To my surprise, the evening of the recording was one of the few of the month in which the temperature was cooler, and the sounds of the cicadas were basically absent. I left the devices recording for around 1.5 hours. I felt disappointment, since I had missed the sound I was looking for after so much setup. At around 30 minutes after I began recording, I noticed the density of the sound had increased considerably, which led me to think that there might be some interesting material in the recording. After stopping the recording devices in the forest pitch dark, I put my headphones on and listened. I was amazed by the sound that the shotgun mic I was listening to was picking up: a tapestry of melodic patterns produced by hundreds of crickets combined with the percussive sound of katidids pulsating around the space.

In my studio, I listened to the 5-channel recording. Two qualities in the recording became clear: a constantly morphing triad, gradually emphasizing either the fundamental, the third, or the fifth throughout 40 min, and an overall increase in intensity all across the frequency spectrum. I thought about these two qualities as the foundation for my next environmental recording-derived instrumental piece. In IRCAM’s AudioSculpt, I made a sonogram that revealed these features quite accurately, and to a high degree of detail. This made me consider generating a sonogram/sound score for each performer to follow the foregrounded sonic information in performance.

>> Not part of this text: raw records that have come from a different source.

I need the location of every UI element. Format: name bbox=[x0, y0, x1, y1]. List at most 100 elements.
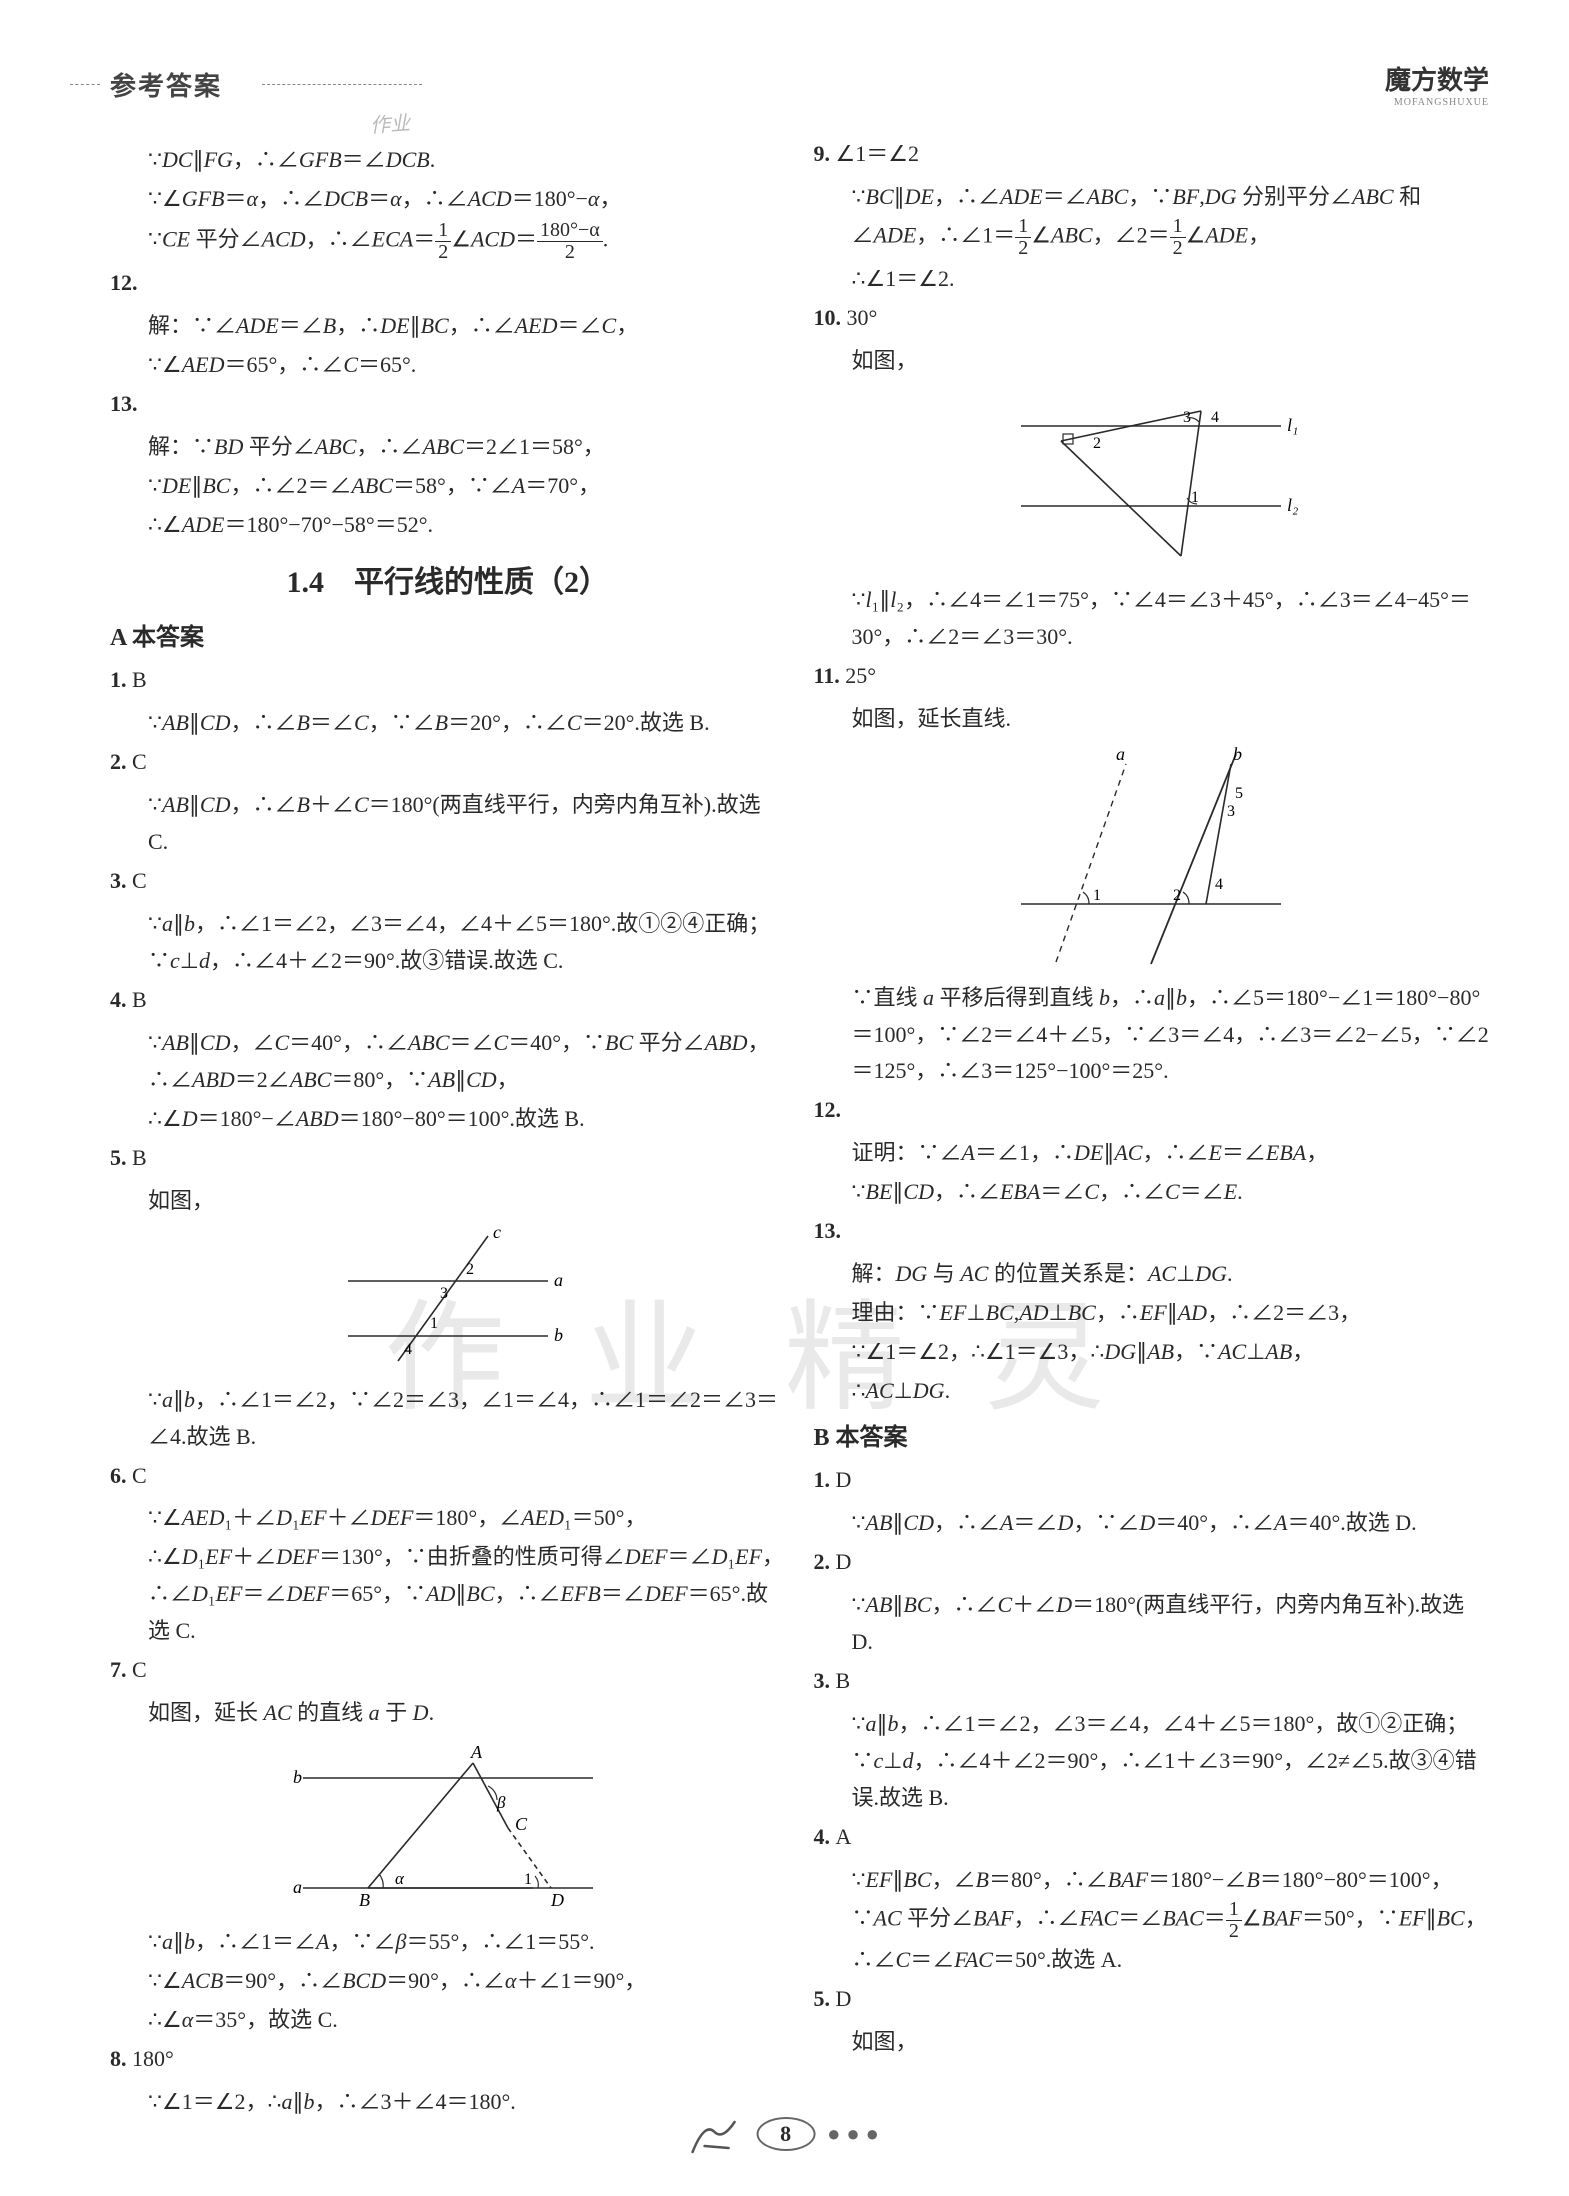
section-a-label: A 本答案 bbox=[110, 618, 786, 658]
header-right: 魔方数学 bbox=[1385, 60, 1489, 97]
q-explanation: 如图， bbox=[814, 343, 1490, 380]
q-number: 5. bbox=[814, 1986, 836, 2011]
question-item: 2. D bbox=[814, 1544, 1490, 1581]
q-answer: B bbox=[132, 1145, 147, 1170]
q-answer: C bbox=[132, 1657, 147, 1682]
svg-text:4: 4 bbox=[1215, 876, 1223, 893]
q-explanation: ∵AB∥CD，∴∠B＝∠C，∵∠B＝20°，∴∠C＝20°.故选 B. bbox=[110, 705, 786, 742]
q-answer: D bbox=[836, 1467, 852, 1492]
question-item: 4. A bbox=[814, 1819, 1490, 1856]
q-number: 2. bbox=[110, 749, 132, 774]
question-item: 5. D bbox=[814, 1981, 1490, 2018]
figure-5: c a b 2 3 1 4 bbox=[318, 1226, 578, 1376]
svg-text:2: 2 bbox=[1173, 887, 1181, 904]
q-answer: 180° bbox=[132, 2046, 174, 2071]
q-number: 9. bbox=[814, 141, 836, 166]
svg-text:b: b bbox=[293, 1767, 302, 1787]
question-item: 5. B bbox=[110, 1140, 786, 1177]
svg-text:D: D bbox=[550, 1890, 564, 1910]
q-explanation: 证明：∵∠A＝∠1，∴DE∥AC，∴∠E＝∠EBA，∵BE∥CD，∴∠EBA＝∠… bbox=[814, 1135, 1490, 1211]
q-explanation: ∵AB∥BC，∴∠C＋∠D＝180°(两直线平行，内旁内角互补).故选 D. bbox=[814, 1587, 1490, 1661]
q-answer: B bbox=[132, 667, 147, 692]
svg-text:1: 1 bbox=[1093, 887, 1101, 904]
figure-7: A B C D b a α β 1 bbox=[283, 1738, 613, 1918]
figure-10: l₁ l₂ 2 3 4 1 bbox=[991, 386, 1311, 576]
question-item: 10. 30° bbox=[814, 300, 1490, 337]
svg-text:l₁: l₁ bbox=[1287, 415, 1298, 435]
svg-text:B: B bbox=[359, 1890, 370, 1910]
q-explanation: ∵a∥b，∴∠1＝∠2，∵∠2＝∠3，∠1＝∠4，∴∠1＝∠2＝∠3＝∠4.故选… bbox=[110, 1382, 786, 1456]
q-number: 10. bbox=[814, 305, 847, 330]
watermark-top: 作业 bbox=[369, 107, 411, 139]
q-explanation: ∵∠1＝∠2，∴a∥b，∴∠3＋∠4＝180°. bbox=[110, 2084, 786, 2121]
question-item: 3. C bbox=[110, 863, 786, 900]
q-answer: B bbox=[836, 1668, 851, 1693]
section-b-label: B 本答案 bbox=[814, 1418, 1490, 1458]
right-column: 9. ∠1＝∠2∵BC∥DE，∴∠ADE＝∠ABC，∵BF,DG 分别平分∠AB… bbox=[814, 136, 1490, 2123]
q-number: 4. bbox=[110, 987, 132, 1012]
q-number: 11. bbox=[814, 663, 846, 688]
q-answer: B bbox=[132, 987, 147, 1012]
svg-text:4: 4 bbox=[404, 1341, 412, 1358]
svg-text:l₂: l₂ bbox=[1287, 495, 1298, 515]
header-right-sub: MOFANGSHUXUE bbox=[1385, 97, 1489, 108]
question-item: 12. bbox=[110, 265, 786, 302]
svg-text:5: 5 bbox=[1235, 785, 1243, 802]
svg-text:a: a bbox=[293, 1877, 302, 1897]
question-item: 1. B bbox=[110, 662, 786, 699]
q-explanation: 如图，延长 AC 的直线 a 于 D. bbox=[110, 1695, 786, 1732]
q-number: 7. bbox=[110, 1657, 132, 1682]
question-item: 13. bbox=[110, 386, 786, 423]
question-item: 7. C bbox=[110, 1652, 786, 1689]
q-explanation: 解：∵BD 平分∠ABC，∴∠ABC＝2∠1＝58°，∵DE∥BC，∴∠2＝∠A… bbox=[110, 429, 786, 544]
q-explanation: ∵DC∥FG，∴∠GFB＝∠DCB.∵∠GFB＝α，∴∠DCB＝α，∴∠ACD＝… bbox=[110, 142, 786, 263]
q-explanation: ∵a∥b，∴∠1＝∠A，∵∠β＝55°，∴∠1＝55°.∵∠ACB＝90°，∴∠… bbox=[110, 1924, 786, 2039]
svg-text:2: 2 bbox=[466, 1261, 474, 1278]
header-left: 参考答案 bbox=[110, 66, 222, 103]
svg-text:a: a bbox=[1116, 744, 1125, 764]
question-item: 1. D bbox=[814, 1462, 1490, 1499]
question-item: 12. bbox=[814, 1092, 1490, 1129]
q-answer: 30° bbox=[847, 305, 878, 330]
svg-text:C: C bbox=[515, 1814, 528, 1834]
question-item: 13. bbox=[814, 1213, 1490, 1250]
q-explanation: ∵AB∥CD，∴∠A＝∠D，∵∠D＝40°，∴∠A＝40°.故选 D. bbox=[814, 1505, 1490, 1542]
page-header: 参考答案 魔方数学 MOFANGSHUXUE 作业 bbox=[110, 60, 1489, 108]
svg-text:A: A bbox=[470, 1742, 483, 1762]
q-answer: C bbox=[132, 868, 147, 893]
q-number: 8. bbox=[110, 2046, 132, 2071]
q-explanation: ∵AB∥CD，∴∠B＋∠C＝180°(两直线平行，内旁内角互补).故选 C. bbox=[110, 787, 786, 861]
q-explanation: 如图，延长直线. bbox=[814, 701, 1490, 738]
question-item: 8. 180° bbox=[110, 2041, 786, 2078]
q-number: 13. bbox=[110, 391, 138, 416]
q-explanation: 解：∵∠ADE＝∠B，∴DE∥BC，∴∠AED＝∠C，∵∠AED＝65°，∴∠C… bbox=[110, 308, 786, 384]
q-number: 3. bbox=[110, 868, 132, 893]
svg-text:3: 3 bbox=[1227, 803, 1235, 820]
figure-11: a b 1 2 4 3 5 bbox=[1001, 744, 1301, 974]
question-item: 2. C bbox=[110, 744, 786, 781]
content-columns: ∵DC∥FG，∴∠GFB＝∠DCB.∵∠GFB＝α，∴∠DCB＝α，∴∠ACD＝… bbox=[110, 136, 1489, 2123]
svg-text:α: α bbox=[395, 1869, 405, 1888]
q-number: 3. bbox=[814, 1668, 836, 1693]
q-answer: 25° bbox=[845, 663, 876, 688]
q-answer: A bbox=[836, 1824, 852, 1849]
q-explanation: ∵AB∥CD，∠C＝40°，∴∠ABC＝∠C＝40°，∵BC 平分∠ABD，∴∠… bbox=[110, 1025, 786, 1138]
q-number: 1. bbox=[110, 667, 132, 692]
q-answer: C bbox=[132, 749, 147, 774]
q-number: 2. bbox=[814, 1549, 836, 1574]
svg-text:2: 2 bbox=[1093, 435, 1101, 452]
section-title: 1.4 平行线的性质（2） bbox=[110, 558, 786, 608]
footer-dots-icon: ●●● bbox=[827, 2121, 885, 2147]
q-explanation: 如图， bbox=[814, 2024, 1490, 2061]
svg-text:4: 4 bbox=[1211, 409, 1219, 426]
q-explanation: ∵EF∥BC，∠B＝80°，∴∠BAF＝180°−∠B＝180°−80°＝100… bbox=[814, 1862, 1490, 1979]
svg-text:b: b bbox=[554, 1325, 563, 1345]
q-number: 1. bbox=[814, 1467, 836, 1492]
q-answer: C bbox=[132, 1463, 147, 1488]
q-number: 6. bbox=[110, 1463, 132, 1488]
q-number: 5. bbox=[110, 1145, 132, 1170]
svg-text:1: 1 bbox=[430, 1315, 438, 1332]
q-answer: D bbox=[836, 1986, 852, 2011]
svg-text:3: 3 bbox=[440, 1285, 448, 1302]
svg-text:1: 1 bbox=[524, 1871, 532, 1888]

For about a month, I worked on different processes to make this sonogram/sound score, such as taking screen video shots of the AudioSculpt sonogram playing live and drafting scores in EAnalysis, a software which aims at experimenting new types of graphic representations and new analytical methods. After some test runs and considering the performance needs for an ensemble of five instrumentalists, I decided that the tech needs were excessive and not quite justified. In addition, I had been feeling the need of giving my eyes some rest from the computer screen, which I look at most of the day, every day. I then thought of manually transcribing each of the 5 channels into paper. I used sonograms to aid the transcription by expediting the process and increasing the precision of the microtonal fluctuations of the stridulating crickets.

The transcription process entailed a contemplative listening practice, letting every melodic pattern coming from the crickets set in my mind. I would then play these patterns in the piano, in order to experience what the performers would. From then on, the process continued until having the complete score for reed quintet (Splinter Reeds) and spatialized electronics (featuring the 5-channel forest recordings). Transcribing environmental and natural sound in this way has become a spiritual practice for me, somehow allowing me to connect with a transcendental order.